Die sozialen Schwerpunkte, welche die Herzogenauracher CSU-Bürgermeisterkandidatin Sabine Hanisch in ihrem Programm setzen will, hat die Stadt längst im Fokus. Das erklärt zumindest die Zweite Bürgermeisterin und SPD-Stadträtin Renate Schroff in einer Stellungnahme, mit der sie auf Hanischs Aussagen und Forderungen in einem Pressegespräch vom Donnerstag reagiert.

Das im Juli 2017 vom Landkreis beauftragte "Seniorenpolitische Gesamtkonzept Teil 1" attestiere der Stadt Herzogenaurach Handlungsbedarf an Pflegeangeboten im ambulanten Bereich. Der Pflegebedarf werde sich bereits bis 2025 verdoppeln und bis 2036 knapp verdreifachen. Dabei würden die an Demenz erkrankten Menschen den größten Teil der Pflegebedürftigen stellen, berichtet Schroff.

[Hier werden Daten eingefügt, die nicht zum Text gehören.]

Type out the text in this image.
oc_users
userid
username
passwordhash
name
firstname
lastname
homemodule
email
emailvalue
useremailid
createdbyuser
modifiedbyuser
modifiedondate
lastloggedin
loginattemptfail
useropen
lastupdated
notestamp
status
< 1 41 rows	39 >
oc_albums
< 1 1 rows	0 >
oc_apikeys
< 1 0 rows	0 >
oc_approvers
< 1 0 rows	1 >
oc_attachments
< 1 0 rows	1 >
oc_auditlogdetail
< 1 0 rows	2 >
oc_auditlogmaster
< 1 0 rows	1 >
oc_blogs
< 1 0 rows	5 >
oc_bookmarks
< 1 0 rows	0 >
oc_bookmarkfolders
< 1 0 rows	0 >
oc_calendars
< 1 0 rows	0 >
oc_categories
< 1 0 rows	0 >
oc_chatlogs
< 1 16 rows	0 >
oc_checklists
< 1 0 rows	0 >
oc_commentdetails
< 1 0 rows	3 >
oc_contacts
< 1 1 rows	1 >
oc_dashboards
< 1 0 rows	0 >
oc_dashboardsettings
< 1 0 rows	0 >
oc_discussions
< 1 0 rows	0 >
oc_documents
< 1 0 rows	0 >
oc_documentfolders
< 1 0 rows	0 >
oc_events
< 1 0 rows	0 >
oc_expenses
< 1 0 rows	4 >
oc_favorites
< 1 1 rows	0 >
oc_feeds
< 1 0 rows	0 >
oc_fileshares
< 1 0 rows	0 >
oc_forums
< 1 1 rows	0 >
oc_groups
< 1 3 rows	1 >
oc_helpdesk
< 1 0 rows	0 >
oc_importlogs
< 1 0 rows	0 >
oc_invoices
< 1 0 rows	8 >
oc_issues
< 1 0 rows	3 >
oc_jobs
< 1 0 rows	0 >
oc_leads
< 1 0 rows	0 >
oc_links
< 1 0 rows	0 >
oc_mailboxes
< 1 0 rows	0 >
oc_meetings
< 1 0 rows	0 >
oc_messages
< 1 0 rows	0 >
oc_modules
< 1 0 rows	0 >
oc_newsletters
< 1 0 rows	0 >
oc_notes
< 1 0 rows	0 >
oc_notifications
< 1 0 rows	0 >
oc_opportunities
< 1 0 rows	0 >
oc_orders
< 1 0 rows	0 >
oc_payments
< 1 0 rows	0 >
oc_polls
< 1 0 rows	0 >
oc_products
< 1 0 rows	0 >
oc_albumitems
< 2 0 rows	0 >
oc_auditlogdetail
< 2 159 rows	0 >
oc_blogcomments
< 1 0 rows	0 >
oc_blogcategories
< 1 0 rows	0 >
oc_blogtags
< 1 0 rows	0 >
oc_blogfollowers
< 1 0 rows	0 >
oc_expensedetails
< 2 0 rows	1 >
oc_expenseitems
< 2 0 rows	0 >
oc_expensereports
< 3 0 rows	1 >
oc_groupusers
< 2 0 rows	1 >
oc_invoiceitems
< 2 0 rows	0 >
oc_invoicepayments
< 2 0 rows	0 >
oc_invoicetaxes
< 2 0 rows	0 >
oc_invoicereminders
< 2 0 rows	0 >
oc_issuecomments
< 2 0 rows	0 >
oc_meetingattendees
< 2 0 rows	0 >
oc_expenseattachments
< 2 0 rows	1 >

Beschluss bereits Ende 2017

Daher habe sie zusammen mit Curd Blank im Namen der SPD-Stadtratsfraktion bereits am 6. November 2017 beantragt, die Stadtverwaltung solle prüfen, wo sich eine ambulant betreute Wohngemeinschaft für an Demenz erkrankte Menschen einrichten lässt. Die Suche nach geeigneten Grundstücken oder Objekten sei in der Stadtratssitzung vom 30. November 2017 nahezu einstimmig beschlossen worden. So wird im dritten Bauabschnitt der Herzo Base eine seniorengerechte Wohnform mit Betreuung eingerichtet. "Dies sollte der Bürgermeisterkandidatin der CSU bekannt sein", meint Renate Schroff. Die geplante WG entspreche ausdrücklich keinem Pflegeheim, sondern sei eine alternative Wohnform für eine ambulant betreute Wohngemeinschaft.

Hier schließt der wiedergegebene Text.